Mandiant Threat Intelligence, by contrast, was able to leverage its malicious email detection data to ascertain that COVID-19 content was used in only two percent of malicious emails at the time. This highlights how a more data-driven approach to CTI can untangle tangible threats from broader hype and media headline bias. Ultimately, whilst both cyber security news reporting and intelligence play important functions, they are fundamentally different products developed for different purposes.

The same principles can also be applied to vulnerability intelligence. Patching across an organisation running multiple systems and applications can be a mammoth task. This makes prioritisation crucial. Yet the mean and ugly vulnerabilities that make their way onto headline news are not necessarily the ones that pose a material threat

Rather than focusing on the most frightening vulnerabilities, organisations are better off adopting a context-driven approach. This prioritises patching vulnerabilities that are both being actively exploited and affecting relevant geographic and industry verticals. This significantly increases the chances that an organisations’ patching efforts go towards preventing targeted attacks.

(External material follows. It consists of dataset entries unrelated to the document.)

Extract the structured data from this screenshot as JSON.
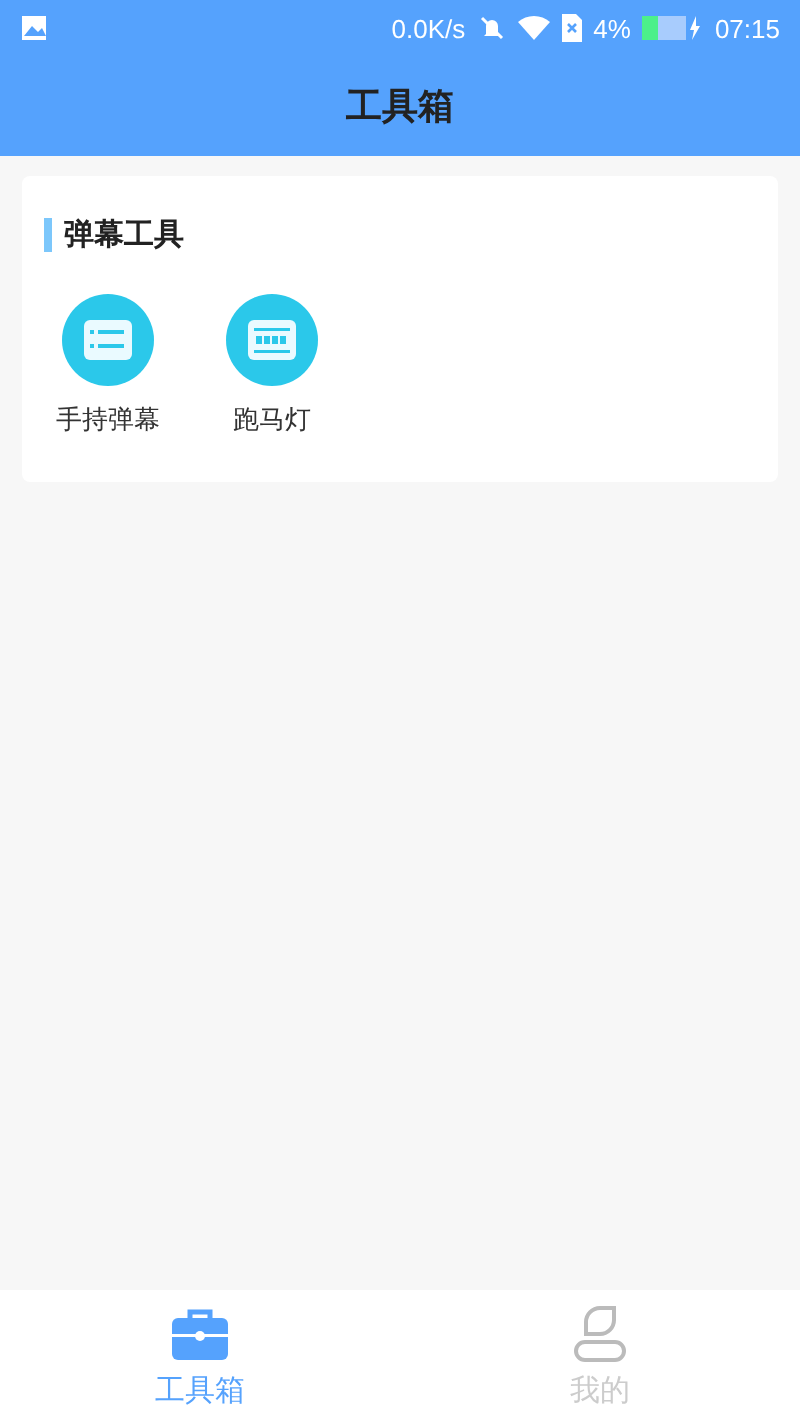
{
  "status_bar": {
    "speed": "0.0K/s",
    "battery": "4%",
    "time": "07:15"
  },
  "header": {
    "title": "工具箱"
  },
  "section": {
    "title": "弹幕工具",
    "tools": [
      {
        "label": "手持弹幕",
        "kind": "lines"
      },
      {
        "label": "跑马灯",
        "kind": "marquee"
      }
    ]
  },
  "tab_bar": [
    {
      "label": "工具箱",
      "kind": "toolbox",
      "selected": true
    },
    {
      "label": "我的",
      "kind": "person",
      "selected": false
    }
  ]
}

Again, such context requires expansive telemetry and rich data sets.

Conclusion

A primary source-led intelligence capability offers unapparelled insight into adversary behaviour. By developing a security strategy that builds off experience and expertise from the frontlines, an organisation can map its defensive posture against the operational realties in their sector and region.

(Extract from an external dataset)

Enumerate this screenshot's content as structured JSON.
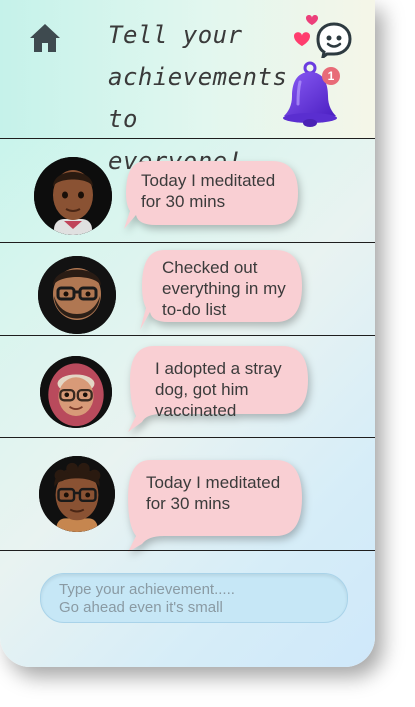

Despite the clear added value of primary source insight, its benefits can only be leveraged if intelligence is appropriately integrated within an organisation’s security function. It is therefore vital that organisations zoom out and identify the relevant processes and capability required to maximise the benefits of threat intelligence.

One does not need to work in the cyber security industry for long before encountering oodles of distraction, hype, and questionable hot takes. Primary source intelligence might not be the cyber security silver bullet for every practitioner wished existed, but there is little doubt that it can provide a healthy and much-needed dose of grounded perspective. This empowers organisations to focus on the threats that really matter.